“Don’t tell me what you value, show me your budget, and I’ll tell you what you value.”
It’s easy to procrastinate your life away. I mean, look at my last post date. It’s been months since my last update.
Or you could take a look at how I spent the past weekend: I slept in, had a late lunch, decided I wanted to spend the day writing, did some chores, played some games, watched TV, realised I’ve pissed away hours of said writing time, drank some vodka, blitzed a few online chess games, had dinner, drank more vodka, and before I knew it, the sun has set, and I’ve wasted another day.
On a piece of paper I keep hidden in my drawer are the scrawls of things I think would be neat to do before I die. One entry, circled in red, reads: Publish a novel. I wrote that down in 2010. You’d think I’d divvy up the workload into a paltry 250 words a day, maybe approach that goal like a normal person. Had I done that, I’d have written six novels by now.
But no. I spent all those years ricocheting from one hobby to the next. One moment I’m learning how to scale rocks, the next I’m looking up ‘useful Russian phrases’ and the Cyrillic script. I take an interest in stand-up comedy, then divert my creative gaze to the art of sketching. I’ve gathered enough pastimes to strike a conversation with seventy percent of the population, but lack the knowledge to discuss the topics in detail.
Where clichés are concerned, I’m the true jack of all trades, and the master of none.
Perhaps embracing minimalism is the way to go. I’ve always taken a liking to the concept, but up till now, I’ve only managed to pare down my wardrobe and belongings. Somehow, I feel like I could benefit from pruning my hobbies as well, try to focus on a couple of things I really like. The only trouble is finding out what they are, which explains why I have so much on my plate in the first place.
I long to be like Thoreau, to hunker up in a cabin and pursue my passions in quiet fervour, but I’d probably fold on the second day. The romance of the spartan lifestyle has always drew me in, but am too much of a whiner to live without a laptop.
A couple of weeks back, I was given a glimpse into the life of a modern spartan — the kushti warriors of India. These guys are live and breathe minimalism, both in the material and spiritual domains.
I met a senior wrestler named Bhushan, who wakes up at four o’clock in the morning to run five kilometres as a warm up. Then he returns to the gym and begins his conditioning regimen, consisting of 500 push-ups, squats, and sun salutations. After that, he cooks some eggs, drinks some milk, and rests before another three-hour wrestling session. That has been his life, day in day out, for the past ten odd years. And he’s happy.
I ask what drives him, and he simply replies: “To be an Olympian medalist.”
“It’s one thing to give up alcohol,” I continue, “but are pehalwans really celibate?”
Bhushan nods. “These are all distractions. I have my goals, and I focus on them.”
He’s sown the fabled ten thousand hours into the sport. Surely, he’s reached some level of mastery? I put the question forward, and he smiles.
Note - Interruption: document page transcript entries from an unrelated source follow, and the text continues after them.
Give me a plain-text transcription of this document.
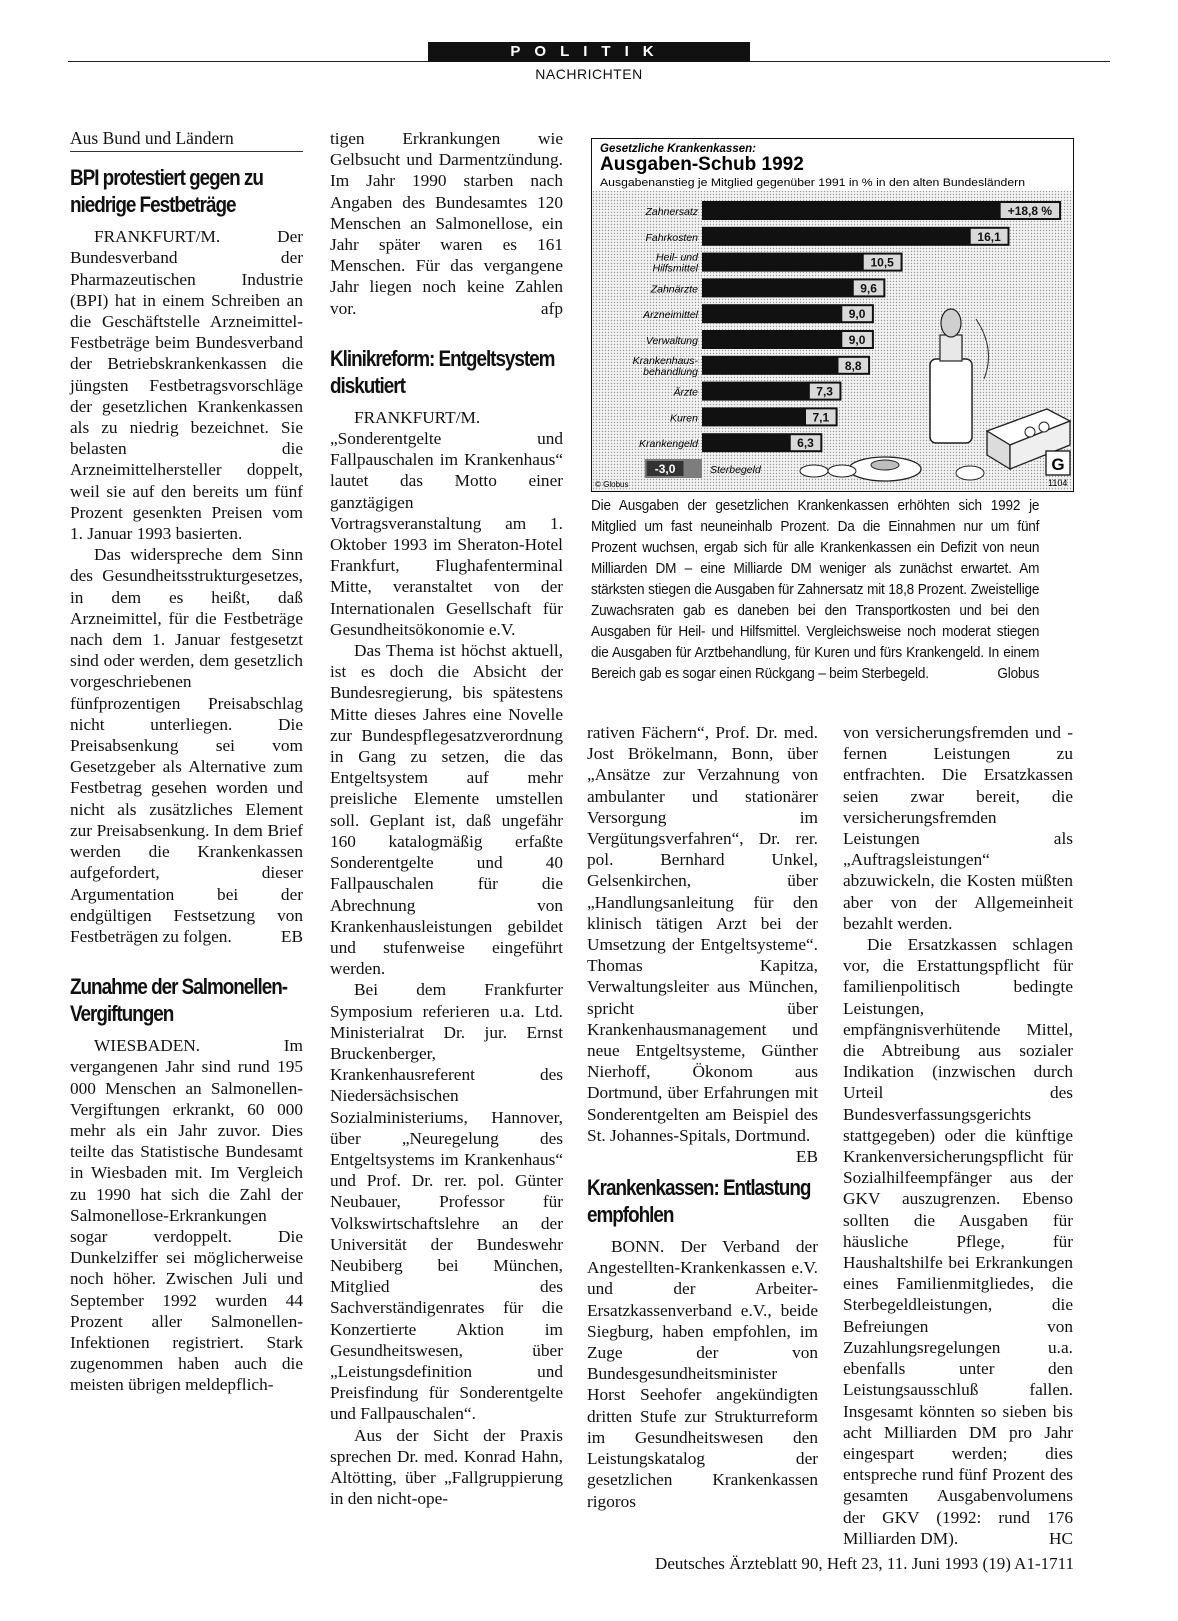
POLITIK
NACHRICHTEN
Aus Bund und Ländern
BPI protestiert gegen zu niedrige Festbeträge

FRANKFURT/M. Der Bundesverband der Pharmazeutischen Industrie (BPI) hat in einem Schreiben an die Geschäftstelle Arzneimittel-Festbeträge beim Bundesverband der Betriebskrankenkassen die jüngsten Festbetragsvorschläge der gesetzlichen Krankenkassen als zu niedrig bezeichnet. Sie belasten die Arzneimittelhersteller doppelt, weil sie auf den bereits um fünf Prozent gesenkten Preisen vom 1. Januar 1993 basierten.

Das widerspreche dem Sinn des Gesundheitsstrukturgesetzes, in dem es heißt, daß Arzneimittel, für die Festbeträge nach dem 1. Januar festgesetzt sind oder werden, dem gesetzlich vorgeschriebenen fünfprozentigen Preisabschlag nicht unterliegen. Die Preisabsenkung sei vom Gesetzgeber als Alternative zum Festbetrag gesehen worden und nicht als zusätzliches Element zur Preisabsenkung. In dem Brief werden die Krankenkassen aufgefordert, dieser Argumentation bei der endgültigen Festsetzung von Festbeträgen zu folgen.	EB

Zunahme der Salmonellen-Vergiftungen

WIESBADEN. Im vergangenen Jahr sind rund 195 000 Menschen an Salmonellen-Vergiftungen erkrankt, 60 000 mehr als ein Jahr zuvor. Dies teilte das Statistische Bundesamt in Wiesbaden mit. Im Vergleich zu 1990 hat sich die Zahl der Salmonellose-Erkrankungen sogar verdoppelt. Die Dunkelziffer sei möglicherweise noch höher. Zwischen Juli und September 1992 wurden 44 Prozent aller Salmonellen-Infektionen registriert. Stark zugenommen haben auch die meisten übrigen meldepflich-

tigen Erkrankungen wie Gelbsucht und Darmentzündung. Im Jahr 1990 starben nach Angaben des Bundesamtes 120 Menschen an Salmonellose, ein Jahr später waren es 161 Menschen. Für das vergangene Jahr liegen noch keine Zahlen vor.	afp

Klinikreform: Entgeltsystem diskutiert

FRANKFURT/M. „Sonderentgelte und Fallpauschalen im Krankenhaus“ lautet das Motto einer ganztägigen Vortragsveranstaltung am 1. Oktober 1993 im Sheraton-Hotel Frankfurt, Flughafenterminal Mitte, veranstaltet von der Internationalen Gesellschaft für Gesundheitsökonomie e.V.

Das Thema ist höchst aktuell, ist es doch die Absicht der Bundesregierung, bis spätestens Mitte dieses Jahres eine Novelle zur Bundespflegesatzverordnung in Gang zu setzen, die das Entgeltsystem auf mehr preisliche Elemente umstellen soll. Geplant ist, daß ungefähr 160 katalogmäßig erfaßte Sonderentgelte und 40 Fallpauschalen für die Abrechnung von Krankenhausleistungen gebildet und stufenweise eingeführt werden.

Bei dem Frankfurter Symposium referieren u.a. Ltd. Ministerialrat Dr. jur. Ernst Bruckenberger, Krankenhausreferent des Niedersächsischen Sozialministeriums, Hannover, über „Neuregelung des Entgeltsystems im Krankenhaus“ und Prof. Dr. rer. pol. Günter Neubauer, Professor für Volkswirtschaftslehre an der Universität der Bundeswehr Neubiberg bei München, Mitglied des Sachverständigenrates für die Konzertierte Aktion im Gesundheitswesen, über „Leistungsdefinition und Preisfindung für Sonderentgelte und Fallpauschalen“.

Aus der Sicht der Praxis sprechen Dr. med. Konrad Hahn, Altötting, über „Fallgruppierung in den nicht-ope-

Gesetzliche Krankenkassen:
Ausgaben-Schub 1992
Ausgabenanstieg je Mitglied gegenüber 1991 in % in den alten Bundesländern
Zahnersatz	+18,8 %
Fahrkosten	16,1
Heil- und Hilfsmittel	10,5
Zahnärzte	9,6
Arzneimittel	9,0
Verwaltung	9,0
Krankenhaus-behandlung	8,8
Ärzte	7,3
Kuren	7,1
Krankengeld	6,3
Sterbegeld
-3,0
© Globus
G
1104
Die Ausgaben der gesetzlichen Krankenkassen erhöhten sich 1992 je Mitglied um fast neuneinhalb Prozent. Da die Einnahmen nur um fünf Prozent wuchsen, ergab sich für alle Krankenkassen ein Defizit von neun Milliarden DM – eine Milliarde DM weniger als zunächst erwartet. Am stärksten stiegen die Ausgaben für Zahnersatz mit 18,8 Prozent. Zweistellige Zuwachsraten gab es daneben bei den Transportkosten und bei den Ausgaben für Heil- und Hilfsmittel. Vergleichsweise noch moderat stiegen die Ausgaben für Arztbehandlung, für Kuren und fürs Krankengeld. In einem Bereich gab es sogar einen Rückgang – beim Sterbegeld.	Globus

rativen Fächern“, Prof. Dr. med. Jost Brökelmann, Bonn, über „Ansätze zur Verzahnung von ambulanter und stationärer Versorgung im Vergütungsverfahren“, Dr. rer. pol. Bernhard Unkel, Gelsenkirchen, über „Handlungsanleitung für den klinisch tätigen Arzt bei der Umsetzung der Entgeltsysteme“. Thomas Kapitza, Verwaltungsleiter aus München, spricht über Krankenhausmanagement und neue Entgeltsysteme, Günther Nierhoff, Ökonom aus Dortmund, über Erfahrungen mit Sonderentgelten am Beispiel des St. Johannes-Spitals, Dortmund.
EB

Krankenkassen: Entlastung empfohlen

BONN. Der Verband der Angestellten-Krankenkassen e.V. und der Arbeiter-Ersatzkassenverband e.V., beide Siegburg, haben empfohlen, im Zuge der von Bundesgesundheitsminister Horst Seehofer angekündigten dritten Stufe zur Strukturreform im Gesundheitswesen den Leistungskatalog der gesetzlichen Krankenkassen rigoros

von versicherungsfremden und -fernen Leistungen zu entfrachten. Die Ersatzkassen seien zwar bereit, die versicherungsfremden Leistungen als „Auftragsleistungen“ abzuwickeln, die Kosten müßten aber von der Allgemeinheit bezahlt werden.

Die Ersatzkassen schlagen vor, die Erstattungspflicht für familienpolitisch bedingte Leistungen, empfängnisverhütende Mittel, die Abtreibung aus sozialer Indikation (inzwischen durch Urteil des Bundesverfassungsgerichts stattgegeben) oder die künftige Krankenversicherungspflicht für Sozialhilfeempfänger aus der GKV auszugrenzen. Ebenso sollten die Ausgaben für häusliche Pflege, für Haushaltshilfe bei Erkrankungen eines Familienmitgliedes, die Sterbegeldleistungen, die Befreiungen von Zuzahlungsregelungen u.a. ebenfalls unter den Leistungsausschluß fallen. Insgesamt könnten so sieben bis acht Milliarden DM pro Jahr eingespart werden; dies entspreche rund fünf Prozent des gesamten Ausgabenvolumens der GKV (1992: rund 176 Milliarden DM).	HC

Deutsches Ärzteblatt 90, Heft 23, 11. Juni 1993 (19) A1-1711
“Wrestling is not easy,” he says. “not because it’s physical. It’s the mental state that gets me. My biggest problem is getting over my own fears. I often psych myself out before a fight, even today. That’s why I need to focus, need to keep working at it.”
All these words from a twenty-five year-old. What was I doing at that age? Probably wading in alcohol and being a master at feeling sorry for myself. Here he is, pursuing his passion despite the uncertain circumstances that come along with it: no medal during his prime, lack of money in the sport, injuries lurking at every training session.
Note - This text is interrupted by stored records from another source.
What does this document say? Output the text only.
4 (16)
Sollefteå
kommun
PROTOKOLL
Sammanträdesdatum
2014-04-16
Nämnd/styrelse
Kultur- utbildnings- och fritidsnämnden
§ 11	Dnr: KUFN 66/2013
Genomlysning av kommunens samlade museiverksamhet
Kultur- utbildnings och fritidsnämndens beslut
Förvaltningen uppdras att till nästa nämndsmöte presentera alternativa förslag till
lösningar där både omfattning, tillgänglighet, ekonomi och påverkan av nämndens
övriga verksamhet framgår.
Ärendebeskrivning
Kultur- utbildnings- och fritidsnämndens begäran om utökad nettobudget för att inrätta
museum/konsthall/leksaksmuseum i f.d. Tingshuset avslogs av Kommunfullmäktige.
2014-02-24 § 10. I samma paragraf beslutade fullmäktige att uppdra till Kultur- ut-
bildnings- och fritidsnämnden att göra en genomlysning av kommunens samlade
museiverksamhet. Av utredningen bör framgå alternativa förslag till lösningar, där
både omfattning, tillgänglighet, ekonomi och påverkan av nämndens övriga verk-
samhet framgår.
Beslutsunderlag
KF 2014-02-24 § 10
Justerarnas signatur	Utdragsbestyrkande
My dreams of taking a year off work to finish a book doesn’t seem that unsound when compared to Bhushan’s reality. And yet, I keep delaying my plans, just because I feel the need to fulfil certain social expectations. Perhaps it’s true, that when it comes to pursuing our dreams, the very own person that’s stopping us is ourselves.
Bhushan goes off to wrestle with his teammates, scattering mud in his wake. I look at the him; each muscle finely tuned to the demands of his sport, every technique drilled into his very being.
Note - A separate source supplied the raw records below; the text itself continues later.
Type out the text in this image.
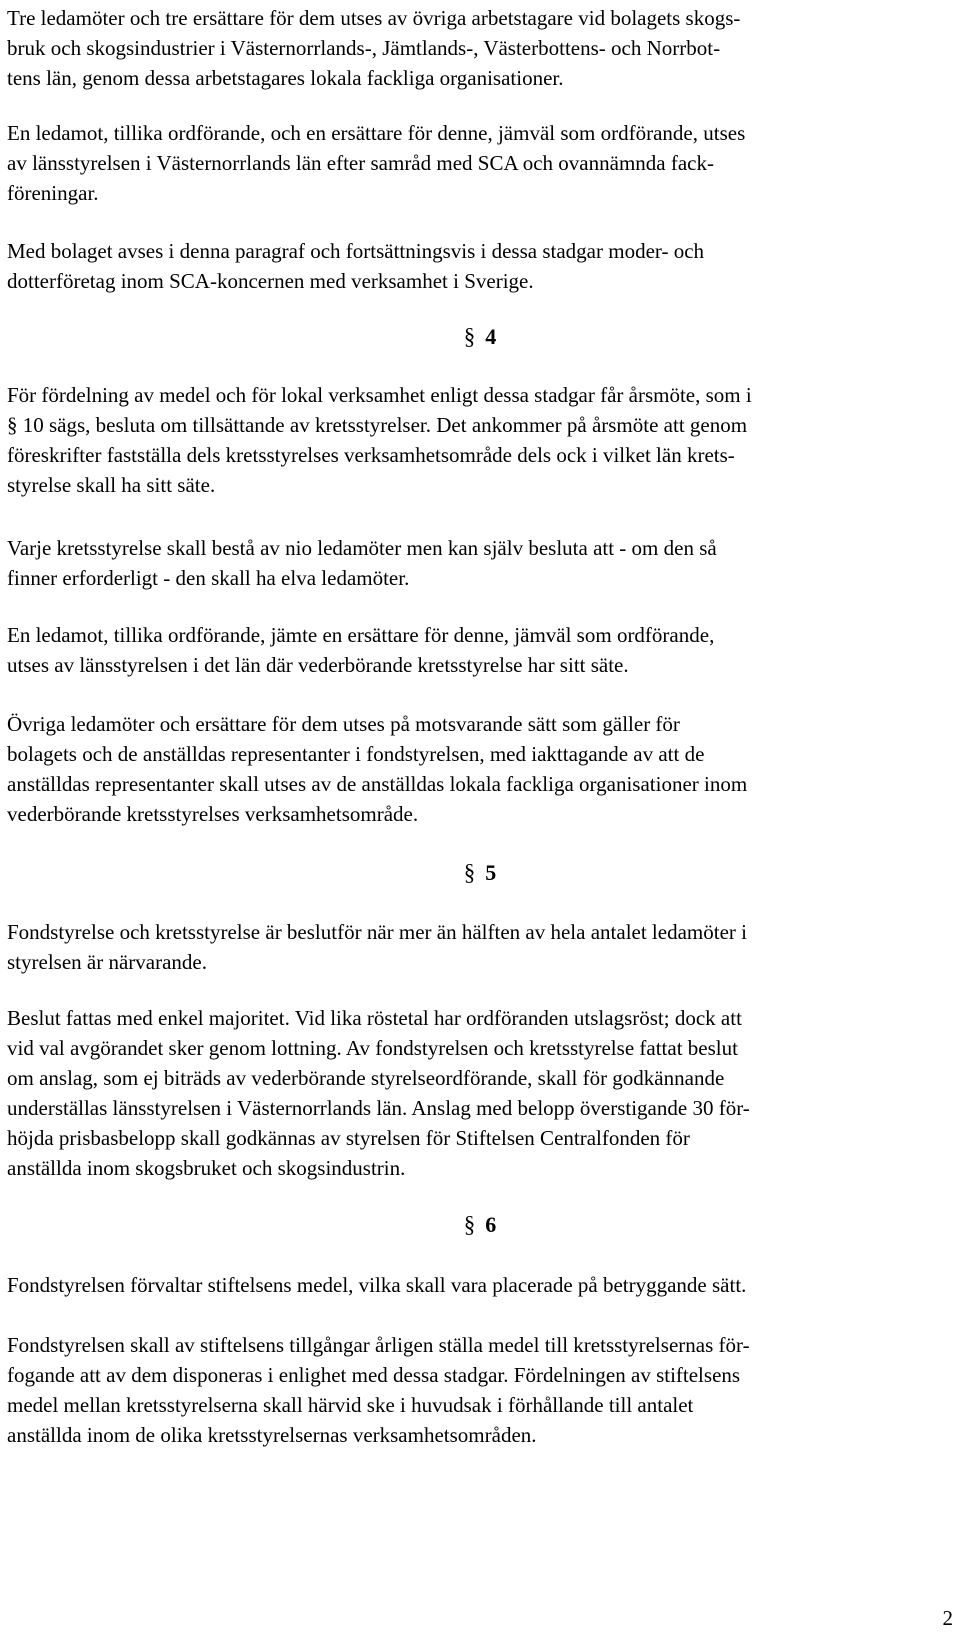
Tre ledamöter och tre ersättare för dem utses av övriga arbetstagare vid bolagets skogs-
bruk och skogsindustrier i Västernorrlands-, Jämtlands-, Västerbottens- och Norrbot-
tens län, genom dessa arbetstagares lokala fackliga organisationer.
En ledamot, tillika ordförande, och en ersättare för denne, jämväl som ordförande, utses
av länsstyrelsen i Västernorrlands län efter samråd med SCA och ovannämnda fack-
föreningar.
Med bolaget avses i denna paragraf och fortsättningsvis i dessa stadgar moder- och
dotterföretag inom SCA-koncernen med verksamhet i Sverige.
§ 4
För fördelning av medel och för lokal verksamhet enligt dessa stadgar får årsmöte, som i
§ 10 sägs, besluta om tillsättande av kretsstyrelser. Det ankommer på årsmöte att genom
föreskrifter fastställa dels kretsstyrelses verksamhetsområde dels ock i vilket län krets-
styrelse skall ha sitt säte.
Varje kretsstyrelse skall bestå av nio ledamöter men kan själv besluta att - om den så
finner erforderligt - den skall ha elva ledamöter.
En ledamot, tillika ordförande, jämte en ersättare för denne, jämväl som ordförande,
utses av länsstyrelsen i det län där vederbörande kretsstyrelse har sitt säte.
Övriga ledamöter och ersättare för dem utses på motsvarande sätt som gäller för
bolagets och de anställdas representanter i fondstyrelsen, med iakttagande av att de
anställdas representanter skall utses av de anställdas lokala fackliga organisationer inom
vederbörande kretsstyrelses verksamhetsområde.
§ 5
Fondstyrelse och kretsstyrelse är beslutför när mer än hälften av hela antalet ledamöter i
styrelsen är närvarande.
Beslut fattas med enkel majoritet. Vid lika röstetal har ordföranden utslagsröst; dock att
vid val avgörandet sker genom lottning. Av fondstyrelsen och kretsstyrelse fattat beslut
om anslag, som ej biträds av vederbörande styrelseordförande, skall för godkännande
underställas länsstyrelsen i Västernorrlands län. Anslag med belopp överstigande 30 för-
höjda prisbasbelopp skall godkännas av styrelsen för Stiftelsen Centralfonden för
anställda inom skogsbruket och skogsindustrin.
§ 6
Fondstyrelsen förvaltar stiftelsens medel, vilka skall vara placerade på betryggande sätt.
Fondstyrelsen skall av stiftelsens tillgångar årligen ställa medel till kretsstyrelsernas för-
fogande att av dem disponeras i enlighet med dessa stadgar. Fördelningen av stiftelsens
medel mellan kretsstyrelserna skall härvid ske i huvudsak i förhållande till antalet
anställda inom de olika kretsstyrelsernas verksamhetsområden.
2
In that moment, it hits me, that if someone who’s spent over a decade honing his art still has his doubts, what hope do I have of ever being content with my writing? It’s a comforting realisation, to know that the critic within will never leave.
Maybe if I give up the idea of perfection, I might actually feel less intimidated by the blank screen. And perhaps then, the scrawls on a piece of paper might turn into reality.